And I tested this one along with modified version of Xinhui's patch.

The test showed that even in a not over-committed system, the overhead
of mutex_lock() could go down from 2.58%(w/o patches) to 0.87%(w/
patches).

Xinhui, I did also modifiy the title and commit log of your patch, feel
free to take anything into your patch.

Regards,
Boqun

----------------->8
locking/osq: Stop spinning in osq_lock if related vcpus get preempted

In a virtualized environment, a cpu may hold the osq_lock while its vcpu
gets preempted, which makes the spinning of other cpus in the osq
pointless, because it may be quite a while for the holder to get back to
run and notify its successor to go.

To fix this, we use the vcpu preemption detection mechanism to check
whether the holder is preempted out, if so we just stop spinning in the
osq_lock(). Morever, if the spinner has ever been preempted, it also
indicates that the spining in osq_lock() is pointless, so we detect this
and stop spinning too.

Signed-off-by: Pan Xinhui <xinhui.pan@xxxxxxxxxxxxxxxxxx>
---
kernel/locking/osq_lock.c | 14 +++++++++++++-
1 file changed, 13 insertions(+), 1 deletion(-)

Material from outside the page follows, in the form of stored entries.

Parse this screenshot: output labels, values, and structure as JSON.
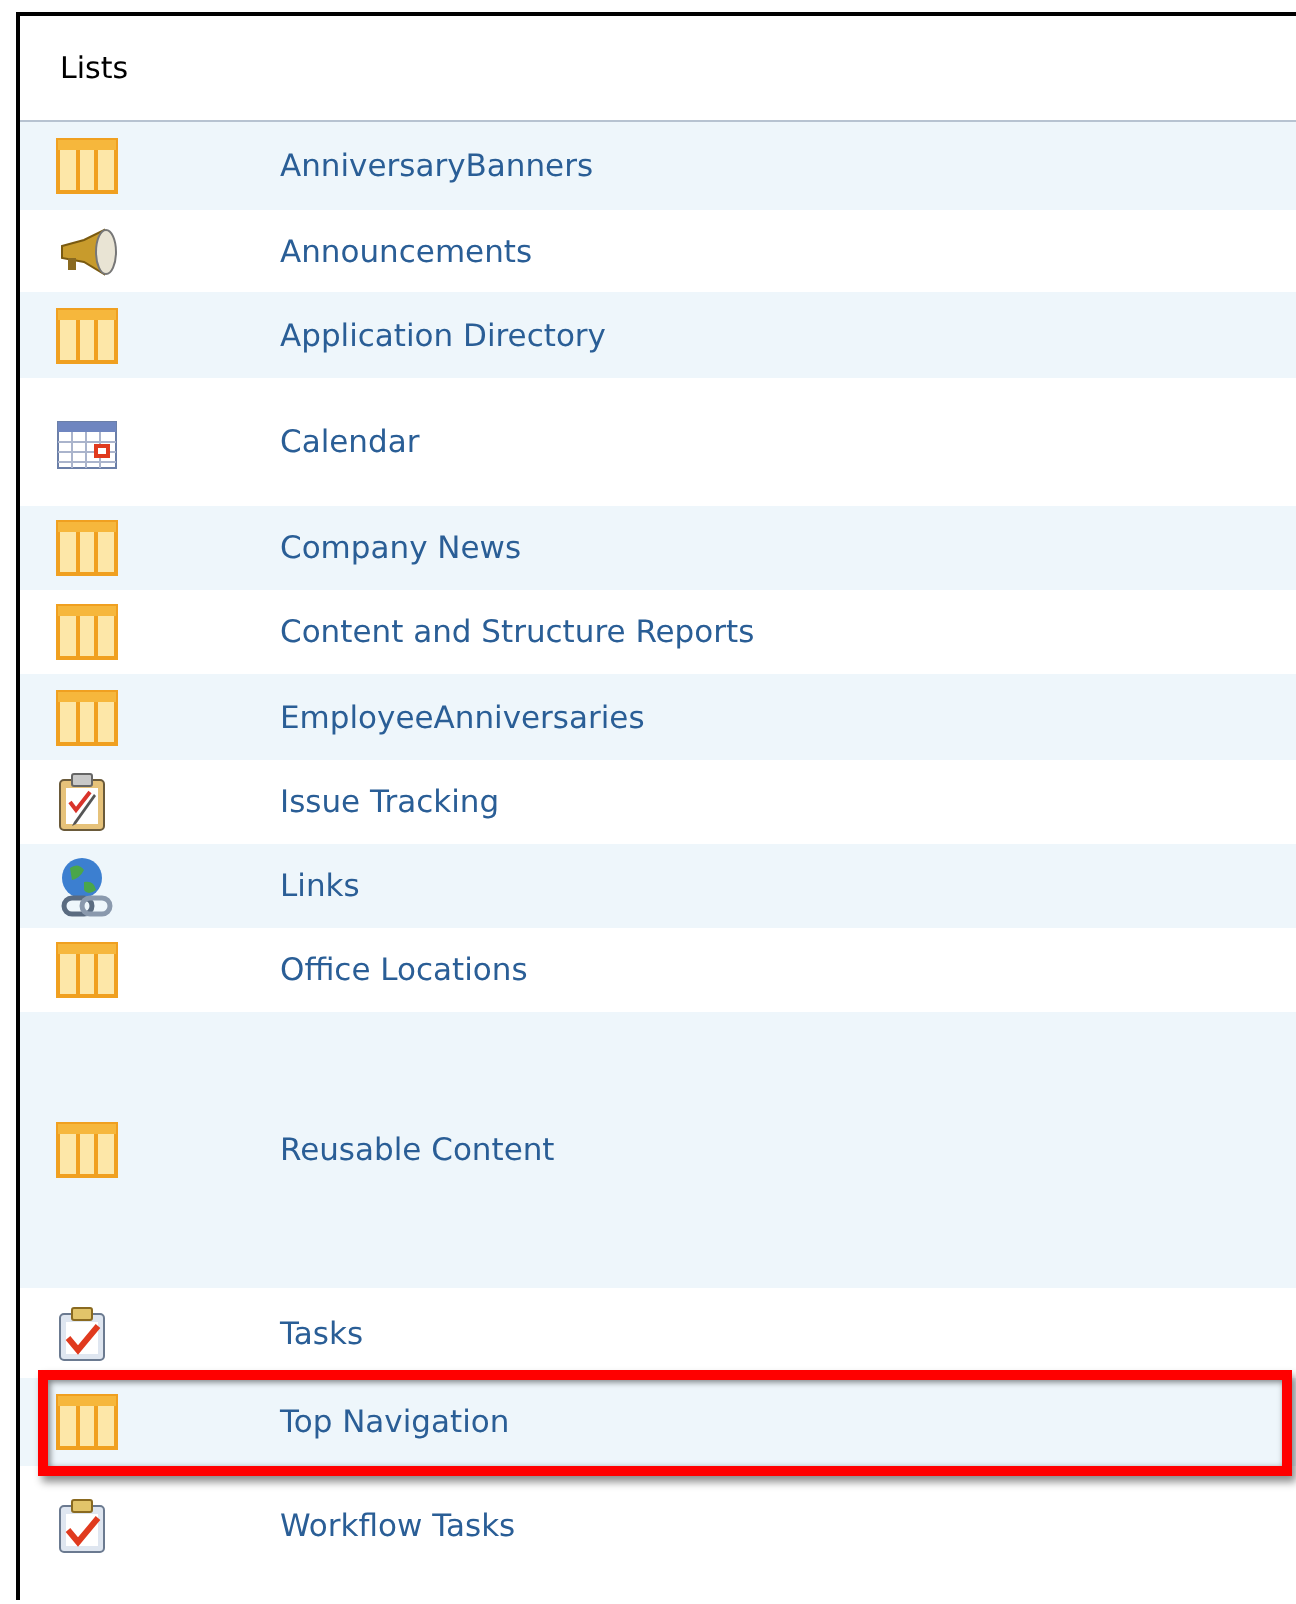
{
  "header": {
    "title": "Lists"
  },
  "rows": [
    {
      "kind": "list",
      "name": "AnniversaryBanners",
      "highlighted": false
    },
    {
      "kind": "announcement",
      "name": "Announcements",
      "highlighted": false
    },
    {
      "kind": "list",
      "name": "Application Directory",
      "highlighted": false
    },
    {
      "kind": "calendar",
      "name": "Calendar",
      "highlighted": false
    },
    {
      "kind": "list",
      "name": "Company News",
      "highlighted": false
    },
    {
      "kind": "list",
      "name": "Content and Structure Reports",
      "highlighted": false
    },
    {
      "kind": "list",
      "name": "EmployeeAnniversaries",
      "highlighted": false
    },
    {
      "kind": "issue",
      "name": "Issue Tracking",
      "highlighted": false
    },
    {
      "kind": "links",
      "name": "Links",
      "highlighted": false
    },
    {
      "kind": "list",
      "name": "Office Locations",
      "highlighted": false
    },
    {
      "kind": "list",
      "name": "Reusable Content",
      "highlighted": false
    },
    {
      "kind": "tasks",
      "name": "Tasks",
      "highlighted": false
    },
    {
      "kind": "list",
      "name": "Top Navigation",
      "highlighted": true
    },
    {
      "kind": "tasks",
      "name": "Workflow Tasks",
      "highlighted": false
    }
  ]
}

diff --git a/kernel/locking/osq_lock.c b/kernel/locking/osq_lock.c
index 05a37857ab55..bed5a56a6aed 100644
--- a/kernel/locking/osq_lock.c
+++ b/kernel/locking/osq_lock.c
@@ -1,6 +1,7 @@
#include <linux/percpu.h>
#include <linux/sched.h>
#include <linux/osq_lock.h>
+#include <linux/vcpu_preempt.h>

/*
* An MCS like lock especially tailored for optimistic spinning for sleeping
@@ -87,6 +88,8 @@ bool osq_lock(struct optimistic_spin_queue *lock)
struct optimistic_spin_node *prev, *next;
int curr = encode_cpu(smp_processor_id());
int old;
+ int loops;
+ long vpc;

node->locked = 0;
node->next = NULL;
@@ -106,6 +109,9 @@ bool osq_lock(struct optimistic_spin_queue *lock)
node->prev = prev;
WRITE_ONCE(prev->next, node);

+ old = old - 1;
+ vpc = vcpu_preempt_count();
+
/*
* Normally @prev is untouchable after the above store; because at that
* moment unlock can proceed and wipe the node element from stack.
@@ -118,8 +124,14 @@ bool osq_lock(struct optimistic_spin_queue *lock)
while (!READ_ONCE(node->locked)) {
/*
* If we need to reschedule bail... so we can block.
+ * An over-committed guest with more vCPUs than pCPUs
+ * might fall in this loop and cause a huge overload.
+ * This is because vCPU A(prev) hold the osq lock and yield out,
+ * vCPU B(node) wait ->locked to be set, IOW, wait till
+ * vCPU A run and unlock the osq lock.
+ * NOTE that vCPU A and vCPU B might run on same physical cpu.
*/
- if (need_resched())
+ if (need_resched() || vcpu_is_preempted(old) || vcpu_has_preempted(vpc))
goto unqueue;

cpu_relax_lowlatency();